Tektites are still poorly understood. They are irregularly and at times intricately-shaped nodules and blobs of a glassy substance. They have no crystal structure, and are therefore similar to obsidian, but are not associated with volcanic processes. Their chemistry is unique and somewhat unexplained.
The leading theory concerning their origin is the "Meteorite Impact Theory". It is postulated that many odd events occur during a meteor's impact because of the tremendous heat and pressure produced. Tektites may be fused glass that formed during an impact of a meteor with layers of rock on the Earth's surface. Tektites occur in broad bands in specific localities in different parts of the world. These bands produce characteristically similar tektites and are sometimes loosely associated with meteorite craters or suspected craters. Could these fields represent splash material from an impact? Many believe so and this idea is gaining acceptance from many scientists. The odd and diverse chemistry of the tektites could be a result of unique meteorites hitting unique rock types with the combinations producing particular effects.

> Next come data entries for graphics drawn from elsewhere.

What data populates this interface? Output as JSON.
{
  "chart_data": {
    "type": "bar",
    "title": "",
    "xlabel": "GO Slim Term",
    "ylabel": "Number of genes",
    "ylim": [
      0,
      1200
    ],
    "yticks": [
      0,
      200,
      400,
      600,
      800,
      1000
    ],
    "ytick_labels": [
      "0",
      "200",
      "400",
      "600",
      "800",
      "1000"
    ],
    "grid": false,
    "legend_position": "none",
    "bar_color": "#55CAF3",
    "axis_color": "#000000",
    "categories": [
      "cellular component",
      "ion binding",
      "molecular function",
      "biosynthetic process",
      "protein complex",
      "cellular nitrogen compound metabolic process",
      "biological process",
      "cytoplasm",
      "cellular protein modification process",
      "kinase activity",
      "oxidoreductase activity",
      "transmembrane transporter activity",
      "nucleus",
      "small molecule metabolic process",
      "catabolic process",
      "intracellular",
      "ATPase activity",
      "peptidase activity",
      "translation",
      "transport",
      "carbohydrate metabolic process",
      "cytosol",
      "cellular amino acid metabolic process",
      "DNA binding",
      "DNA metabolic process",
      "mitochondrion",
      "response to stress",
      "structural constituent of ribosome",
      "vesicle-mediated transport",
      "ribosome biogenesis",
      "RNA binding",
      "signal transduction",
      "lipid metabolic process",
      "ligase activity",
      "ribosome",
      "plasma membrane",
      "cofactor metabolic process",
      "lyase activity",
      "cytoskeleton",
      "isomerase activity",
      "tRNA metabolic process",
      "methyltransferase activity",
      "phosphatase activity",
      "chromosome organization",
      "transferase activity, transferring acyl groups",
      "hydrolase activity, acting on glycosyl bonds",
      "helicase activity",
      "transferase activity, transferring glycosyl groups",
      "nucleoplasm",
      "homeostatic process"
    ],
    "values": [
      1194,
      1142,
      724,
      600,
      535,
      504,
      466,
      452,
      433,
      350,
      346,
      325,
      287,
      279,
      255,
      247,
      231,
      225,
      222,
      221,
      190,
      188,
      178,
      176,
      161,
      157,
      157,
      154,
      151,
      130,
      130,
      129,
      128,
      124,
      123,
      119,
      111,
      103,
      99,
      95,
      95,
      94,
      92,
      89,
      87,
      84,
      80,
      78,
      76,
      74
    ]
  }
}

Many tektites have a teardrop shape that could easily form as blobs of liquefied quartz cooled in air while falling to the Earth.
Some tektites, called Moldavites, are especially prized for their clarity and unique green color. Moldavites are found in a "splash field" centered around Moldavia in former Czechoslovakia and are believed to have come from a meteorite crater in Germany. Moldavites are sometimes cut as gemstones or put into jewelry as natural uncut pieces to show off their often eerie and beautifully intricate shapes.